Muy lejos por el gigantesco pasillo, casi tan diminuta como el propio Danny, se perfilaba una silueta oscura. Tony.
—¿Dónde estoy? —le preguntó en voz baja Danny.
—Durmiendo —respondió Tony, y en su voz había tristeza—. Estás durmiendo en el dormitorio de tu mamá y de tu papá.
—Danny —prosiguió—, tu madre saldrá de esto malherida… muerta quizás. Y el señor Hallorann también.
—¡No!
El grito fue de un dolor distante, de un terror que parecía sofocado por ese melancólico entorno de sueño. Sobre él se abatieron imágenes de muerte: un sapo muerto, aplastado sobre la carretera como un siniestro sello; reloj de papá, roto, en lo alto de un cajón de basura para tirar; lápidas, y debajo de cada una de ellas un muerto; un grajo inerte junto a un poste telefónico; los restos de comida fríos que mami despegaba de los platos para arrojarlos en la oscura boca del triturador de basuras.
Pero Danny no podía establecer una ecuación entre esos simples símbolos y la compleja, cambiante realidad de su madre; ella satisfacía su definición infantil de la maternidad. Había existido cuando él no existía, y seguiría estando cuando Danny no estuviera. El chico podía aceptar la posibilidad de su propia muerte; era algo a lo que había hecho frente desde su encuentro en la habitación 217.
Pero la de ella no.
Ni la de papá.
Jamás.
Danny empezó a debatirse, y la oscuridad y el pasillo comenzaron a fluctuar. La imagen de Tony se hizo quimérica, confusa.
—¡No! —le advirtió Tony—. ¡No, Danny, no hagas eso!
—¡Ella no va a morirse ella no!
—Entonces, tienes que ayudarla. Danny… ahora estás en un lugar muy profundo de ti mismo. El lugar donde estoy yo. Yo soy una parte de ti, Danny.
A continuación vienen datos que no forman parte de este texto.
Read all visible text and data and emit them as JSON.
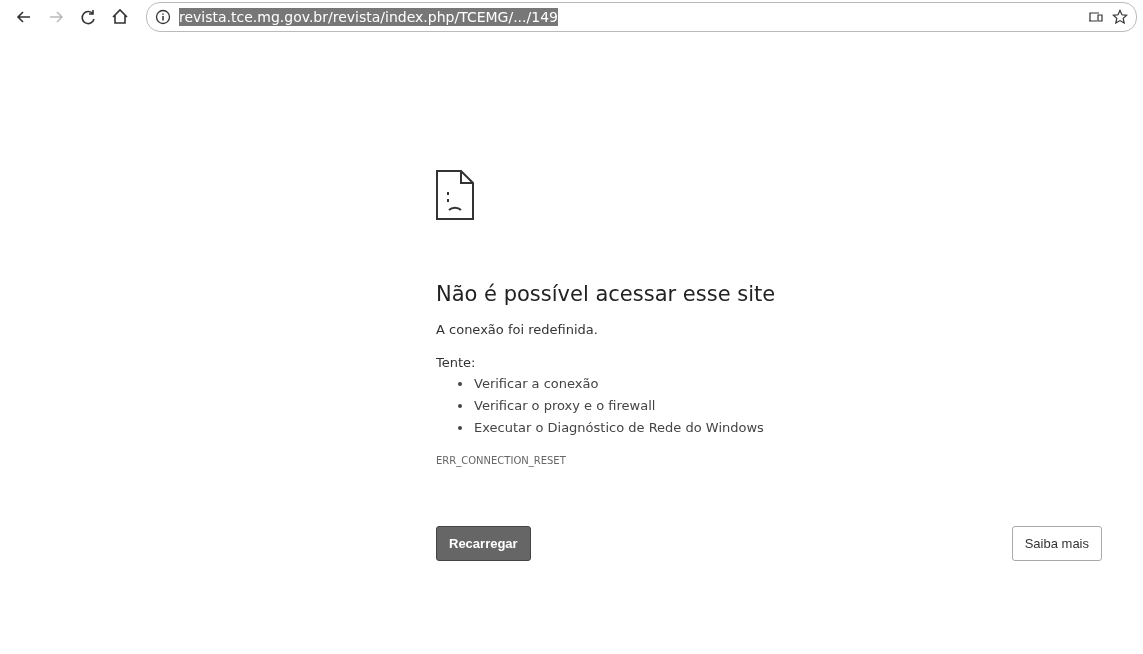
{
  "toolbar": {
    "back": {
      "disabled": false
    },
    "forward": {
      "disabled": true
    },
    "url": {
      "text": "revista.tce.mg.gov.br/revista/index.php/TCEMG/.../149",
      "selected": true
    }
  },
  "error": {
    "title": "Não é possível acessar esse site",
    "message": "A conexão foi redefinida.",
    "suggestions_label": "Tente:",
    "suggestions": [
      "Verificar a conexão",
      "Verificar o proxy e o firewall",
      "Executar o Diagnóstico de Rede do Windows"
    ],
    "code": "ERR_CONNECTION_RESET"
  },
  "buttons": {
    "primary": "Recarregar",
    "secondary": "Saiba mais"
  }
}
—Tú eres Tony, no eres yo. Quiero a mi mamá… quiero a mi mamá…
—Yo no te traje aquí, Danny. Tú mismo te trajiste. Porque tú sabías.
—No…
—Siempre lo has sabido —continuó Tony, mientras empezaba a acercarse. Por primera vez, Tony empezaba a acercarse—. Ahora estás profundamente dentro de ti mismo, en un lugar donde nada puede entrar.
Por un rato, estamos aquí solos, Danny. En un «Overlook» donde nadie puede llegar jamás. Aquí no hay reloj que marche. No hay llave que les venga bien, y nadie puede darles cuerda. Las puertas jamás han sido abiertas y nadie ha entrado jamás en las habitaciones. Pero no es mucho lo que puedes quedarte aquí, porque ya viene…
—Ya viene… —repitió Danny en un susurro aterrado, y le pareció que esa resonancia de golpes sordos, irregulares, estaba más cerca, se oía con más fuerza. El terror, que un momento antes era algo frío y distante, se convirtió en una cosa inmediata. Ahora ya lograba entender las palabras, roncas, mezquinas, articuladas en una burda imitación de la voz de su padre, pero eso no era papá. Ahora Danny lo sabía. Sabía.
(Tú mismo te trajiste. Porque tú sabías).
—Oh, Tony, ¿es ése mi papá? —vociferó Danny—. ¿Es mi papá el que viene para cogerme?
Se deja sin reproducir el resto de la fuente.